Farage also swept to the defence of Scottish Reform leader Malcolm Offord over a homophobic joke about George Michael’s ashes being cooked in a curry. He excused the joke, saying that Offord made it in 2018 at a “rugby club boozy dinner”.
2. Reform MPs stage walkout from PMQs
Farage asked the prime minister a question about small boats at PMQs on Wednesday, claiming that he could be ‘trusted’ to “stop them from coming” but that Keir Starmer had failed to do so.
The PM’s response was: “Mr Speaker, this is from the man and the party that voted against giving law enforcement counter-terrorism style powers to tackle it.
“So he wants the grievance, he doesn’t want it sorted.”
Starmer then tore into Farage, pointing out that Reform had pledged to lower people’s taxes, but had instead increased council tax across all of 13 councils. The eight Reform MPs then stormed out of PMQs, with Farage later claiming that his reason for doing so was because Starmer had ‘ignored’ his question.
3. Temporary ban on crypto donations imposed in blow to Reform
Farage proudly declared that Reform would become the first political party to accept cryptocurrency donations at a bitcoin conference in Las Vegas last May. Reform is believed to have received its first crypto donation in October, but it has yet to declare any crypto donations to the Electoral Commission.
According to a report in the Observer, Reform UK has been converting cryptocurrency donations into cash before they reach the party’s accounts, thereby obscuring the original source of the funding.
In a major blow to Farage, crypto donations to political parties have now been temporarily banned with immediate effect following the publication of the Rycroft Review of foreign interference in politics.
4. Reform U-turns on nationalisation pledge
Reform has made a number of U-turns. It pledged to remove the two-child benefit limit, but then backtracked and said it would fully reinstate it. It abandoned its promise to cut council tax. It dropped a pledge to cut taxes by £90 billion. Farage has now said that a Reform government would not nationalise water and energy companies, in the party’s latest policy U-turn.
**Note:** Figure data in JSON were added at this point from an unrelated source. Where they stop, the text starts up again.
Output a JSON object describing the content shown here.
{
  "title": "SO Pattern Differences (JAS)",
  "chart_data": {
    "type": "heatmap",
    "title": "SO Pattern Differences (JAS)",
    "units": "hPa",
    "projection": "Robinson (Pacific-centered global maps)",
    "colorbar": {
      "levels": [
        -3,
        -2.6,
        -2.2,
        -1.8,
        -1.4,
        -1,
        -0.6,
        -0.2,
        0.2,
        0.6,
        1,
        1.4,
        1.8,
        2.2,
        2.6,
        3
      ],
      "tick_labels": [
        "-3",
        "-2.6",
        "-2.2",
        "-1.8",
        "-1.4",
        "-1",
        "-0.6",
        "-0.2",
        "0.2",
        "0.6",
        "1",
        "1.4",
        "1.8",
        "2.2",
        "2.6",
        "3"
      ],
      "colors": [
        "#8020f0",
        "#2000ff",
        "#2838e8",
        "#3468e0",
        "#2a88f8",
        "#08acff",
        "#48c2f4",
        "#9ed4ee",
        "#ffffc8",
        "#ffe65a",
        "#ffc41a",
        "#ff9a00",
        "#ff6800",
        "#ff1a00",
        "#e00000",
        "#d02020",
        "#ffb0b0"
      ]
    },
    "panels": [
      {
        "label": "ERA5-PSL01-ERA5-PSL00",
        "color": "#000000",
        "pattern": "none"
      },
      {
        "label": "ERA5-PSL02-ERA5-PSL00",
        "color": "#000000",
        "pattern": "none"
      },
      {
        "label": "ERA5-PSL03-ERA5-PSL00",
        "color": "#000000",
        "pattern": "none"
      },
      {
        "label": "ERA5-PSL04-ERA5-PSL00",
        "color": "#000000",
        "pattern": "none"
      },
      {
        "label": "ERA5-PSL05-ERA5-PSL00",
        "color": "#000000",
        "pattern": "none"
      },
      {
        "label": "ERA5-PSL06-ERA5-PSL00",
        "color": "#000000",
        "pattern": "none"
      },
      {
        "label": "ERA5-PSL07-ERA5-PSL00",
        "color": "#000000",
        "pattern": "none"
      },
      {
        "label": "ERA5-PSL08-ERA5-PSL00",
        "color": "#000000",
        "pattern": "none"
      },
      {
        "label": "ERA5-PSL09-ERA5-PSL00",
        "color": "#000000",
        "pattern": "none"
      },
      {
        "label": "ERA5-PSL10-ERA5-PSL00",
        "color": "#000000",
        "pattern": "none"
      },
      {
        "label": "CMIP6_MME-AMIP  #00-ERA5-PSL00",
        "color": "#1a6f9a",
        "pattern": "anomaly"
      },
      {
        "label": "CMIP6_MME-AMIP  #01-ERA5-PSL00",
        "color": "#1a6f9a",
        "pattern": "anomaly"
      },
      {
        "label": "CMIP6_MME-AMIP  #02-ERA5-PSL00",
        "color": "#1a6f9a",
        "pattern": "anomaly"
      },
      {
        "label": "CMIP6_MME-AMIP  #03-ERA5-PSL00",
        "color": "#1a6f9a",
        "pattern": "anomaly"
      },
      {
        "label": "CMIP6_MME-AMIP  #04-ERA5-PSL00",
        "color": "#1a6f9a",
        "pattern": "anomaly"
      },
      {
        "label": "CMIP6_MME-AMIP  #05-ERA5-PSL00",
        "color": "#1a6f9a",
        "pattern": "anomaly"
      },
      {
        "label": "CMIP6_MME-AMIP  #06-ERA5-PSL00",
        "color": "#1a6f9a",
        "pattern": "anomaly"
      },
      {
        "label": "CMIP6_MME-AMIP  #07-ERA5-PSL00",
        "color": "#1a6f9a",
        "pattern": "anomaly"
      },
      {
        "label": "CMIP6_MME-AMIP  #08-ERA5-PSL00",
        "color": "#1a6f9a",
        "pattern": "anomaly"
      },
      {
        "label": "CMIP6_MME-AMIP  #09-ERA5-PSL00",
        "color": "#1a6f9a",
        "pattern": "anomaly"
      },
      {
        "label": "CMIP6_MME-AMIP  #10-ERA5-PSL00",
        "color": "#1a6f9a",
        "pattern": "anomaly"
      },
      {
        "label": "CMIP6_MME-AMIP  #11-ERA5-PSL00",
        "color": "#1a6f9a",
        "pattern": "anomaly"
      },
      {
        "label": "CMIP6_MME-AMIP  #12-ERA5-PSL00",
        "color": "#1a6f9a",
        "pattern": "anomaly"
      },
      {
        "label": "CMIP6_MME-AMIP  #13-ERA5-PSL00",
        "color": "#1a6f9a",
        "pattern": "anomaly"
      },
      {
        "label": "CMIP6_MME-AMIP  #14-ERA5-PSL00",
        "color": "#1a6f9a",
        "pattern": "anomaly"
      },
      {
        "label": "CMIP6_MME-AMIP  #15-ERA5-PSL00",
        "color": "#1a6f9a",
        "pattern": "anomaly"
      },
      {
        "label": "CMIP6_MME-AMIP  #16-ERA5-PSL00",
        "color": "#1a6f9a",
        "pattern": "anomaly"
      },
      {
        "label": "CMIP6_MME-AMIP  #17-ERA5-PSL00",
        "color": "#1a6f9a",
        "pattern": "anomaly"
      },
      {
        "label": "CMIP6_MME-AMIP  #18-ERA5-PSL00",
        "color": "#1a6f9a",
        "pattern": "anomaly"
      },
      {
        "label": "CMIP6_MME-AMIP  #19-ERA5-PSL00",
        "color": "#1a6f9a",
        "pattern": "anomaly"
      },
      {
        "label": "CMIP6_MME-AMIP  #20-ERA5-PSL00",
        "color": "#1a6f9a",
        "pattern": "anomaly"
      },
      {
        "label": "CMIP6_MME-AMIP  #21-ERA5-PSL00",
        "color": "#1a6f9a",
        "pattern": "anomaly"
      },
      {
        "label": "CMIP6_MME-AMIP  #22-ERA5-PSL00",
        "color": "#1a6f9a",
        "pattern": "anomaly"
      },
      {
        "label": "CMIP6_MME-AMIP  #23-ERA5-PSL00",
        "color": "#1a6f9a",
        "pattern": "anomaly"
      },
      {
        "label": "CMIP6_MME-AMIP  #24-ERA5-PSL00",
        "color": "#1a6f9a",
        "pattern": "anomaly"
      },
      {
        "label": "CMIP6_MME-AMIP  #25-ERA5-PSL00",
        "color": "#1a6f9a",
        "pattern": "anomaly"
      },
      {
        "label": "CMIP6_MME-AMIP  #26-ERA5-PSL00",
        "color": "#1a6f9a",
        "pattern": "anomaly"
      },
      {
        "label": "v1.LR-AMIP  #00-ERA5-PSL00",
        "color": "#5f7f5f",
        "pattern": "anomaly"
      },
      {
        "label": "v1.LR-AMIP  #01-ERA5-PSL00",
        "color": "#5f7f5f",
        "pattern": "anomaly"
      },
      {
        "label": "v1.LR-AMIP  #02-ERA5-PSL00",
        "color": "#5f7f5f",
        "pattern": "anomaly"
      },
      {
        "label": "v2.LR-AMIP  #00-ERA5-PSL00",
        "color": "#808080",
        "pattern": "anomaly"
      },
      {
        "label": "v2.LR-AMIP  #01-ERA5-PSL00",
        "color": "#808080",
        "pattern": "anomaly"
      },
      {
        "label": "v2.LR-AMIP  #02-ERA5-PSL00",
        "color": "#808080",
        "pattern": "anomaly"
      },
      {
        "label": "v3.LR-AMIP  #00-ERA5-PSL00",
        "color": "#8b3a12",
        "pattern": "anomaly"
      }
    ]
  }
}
Just last summer, Farage said he was determined to bring half of the water industry back into public ownership, as it would cost “a lot less” money. Now, Reform has dropped the policy citing the UK’s economic difficulties.
5. Farage says council tax ‘has to go up’
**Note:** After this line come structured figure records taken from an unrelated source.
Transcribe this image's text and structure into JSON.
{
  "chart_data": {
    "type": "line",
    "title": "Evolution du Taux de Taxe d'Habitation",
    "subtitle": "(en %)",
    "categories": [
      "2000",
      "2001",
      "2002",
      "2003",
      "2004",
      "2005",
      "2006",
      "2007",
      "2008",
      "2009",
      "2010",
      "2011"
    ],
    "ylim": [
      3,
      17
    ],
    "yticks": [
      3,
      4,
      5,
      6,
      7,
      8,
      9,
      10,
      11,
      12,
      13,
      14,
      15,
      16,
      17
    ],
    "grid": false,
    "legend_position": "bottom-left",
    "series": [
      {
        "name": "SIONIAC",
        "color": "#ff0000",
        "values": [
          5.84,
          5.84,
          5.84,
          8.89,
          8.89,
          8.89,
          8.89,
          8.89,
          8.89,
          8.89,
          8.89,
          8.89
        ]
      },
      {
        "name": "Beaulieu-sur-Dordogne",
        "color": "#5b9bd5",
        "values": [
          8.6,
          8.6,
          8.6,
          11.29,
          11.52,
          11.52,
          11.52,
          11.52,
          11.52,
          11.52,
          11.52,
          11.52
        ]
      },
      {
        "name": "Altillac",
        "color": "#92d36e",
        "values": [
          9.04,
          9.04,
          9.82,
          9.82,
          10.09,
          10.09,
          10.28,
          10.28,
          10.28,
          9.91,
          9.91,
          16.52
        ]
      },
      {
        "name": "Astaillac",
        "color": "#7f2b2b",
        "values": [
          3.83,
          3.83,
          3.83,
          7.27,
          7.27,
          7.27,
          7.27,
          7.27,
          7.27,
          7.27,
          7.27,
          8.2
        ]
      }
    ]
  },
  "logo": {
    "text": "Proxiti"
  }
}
Reform UK plastered their leaflets with promises to ‘cut your taxes’ in the run-up to the local elections last year, yet Farage has now conceded that council tax “has to rise” as councils are in “massive debt”. Not only that, but Farage continues to distance himself from Reform’s council leaflets, and claims that the party did not pledge to cut council tax, despite their leaflets saying otherwise.